Darkness and Dawn - Page 211/459

Stern's whole attention was fixed on driving, just on the manipulation of the swift machine. Exhaust and interplay, the rhythm of each whirling cam and shaft, the chatter of the cylinders, the droning diapason of the blades, all blent into one intricate yet perfect harmony of mechanism; and as a leader knows each instrument in the great orchestra and follows each, even as his eye reads the score, so Stern's keen ear analyzed each sound and action and reaction and knew all were in perfect tune and resonance.

The machine--no early and experimental model, such as were used in the first days of flying, from 1900 to 1915, but one of the perfected and self-balancing types developed about 1920, the year when the Great Death had struck the world--responded nobly to his skill and care. From her landing-skids to the farthest tip of her ailerons she seemed alive, instinct with conscious and eager intelligence.

Stern blessed her mentally with special pride and confidence in her mercury equalizing balances. Proud of his machine and of his skill, superb like Phaeton whirling the sun-chariot across the heavens, he gave her more and still more speed.

Below nothing, nothing save vapors, with here and there an open space where showed the strange dull purple of the abyss. Above, to right, to left, nothing--absolute vacant space.

Gone now was all sight of the land that they had left. Unlike balloonists who always see dense clouds or else the earth, they now saw nothing. All alone with the sun that rushed behind them in their skimming flight, they fled like wraiths across the emptiness of the great void.

Stern glanced at the barometer, and grunted with surprise.

"H'm!
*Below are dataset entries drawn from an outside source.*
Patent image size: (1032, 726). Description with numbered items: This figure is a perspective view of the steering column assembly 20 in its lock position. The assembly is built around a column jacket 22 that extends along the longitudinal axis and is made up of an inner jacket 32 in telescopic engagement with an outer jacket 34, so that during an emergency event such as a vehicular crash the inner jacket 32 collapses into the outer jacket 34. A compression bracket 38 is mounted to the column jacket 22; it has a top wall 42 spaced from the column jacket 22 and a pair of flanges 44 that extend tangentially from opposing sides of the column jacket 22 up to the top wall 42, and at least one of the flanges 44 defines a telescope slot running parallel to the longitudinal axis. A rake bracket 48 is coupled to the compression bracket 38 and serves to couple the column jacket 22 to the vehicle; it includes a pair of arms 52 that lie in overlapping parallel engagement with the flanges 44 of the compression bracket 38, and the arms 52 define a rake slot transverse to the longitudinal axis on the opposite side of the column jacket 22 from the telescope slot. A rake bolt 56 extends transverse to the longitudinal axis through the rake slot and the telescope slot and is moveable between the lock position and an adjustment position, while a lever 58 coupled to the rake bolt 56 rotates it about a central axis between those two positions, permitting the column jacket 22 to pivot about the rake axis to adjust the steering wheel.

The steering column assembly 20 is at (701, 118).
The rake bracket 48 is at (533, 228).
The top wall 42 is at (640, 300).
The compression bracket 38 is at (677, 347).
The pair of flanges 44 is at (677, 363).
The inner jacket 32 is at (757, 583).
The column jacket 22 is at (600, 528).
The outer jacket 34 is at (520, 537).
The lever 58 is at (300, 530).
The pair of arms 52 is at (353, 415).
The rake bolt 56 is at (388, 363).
Twelve thousand four hundred and fifty feet--and I've been jockeying to come down at least five hundred feet already!" thought he. "How the devil can that be?"

The explanation came to him. But it surprised him almost as much as the noted fact.

"Must be one devil of a wind blowing up out of that place," he pondered, "to carry us up nearly four thousand feet, when I've been trying to descend. Well, it's all right, anyhow--it all helps."

He looked at the spinning anemometer. It registered a speed of ninety-seven miles an hour. Yet now that they were out of sight of any land, only the rush of the wind and the enormous vibration of the plane conveyed an idea of motion. They might as well have been hung in mid-space, like Mohammed's tomb, as have been rushing forward; there was no visible means of judging what their motion really might be.

"Unique experience in the history of mankind!" shouted Stern to the girl. "The world's invisible to us."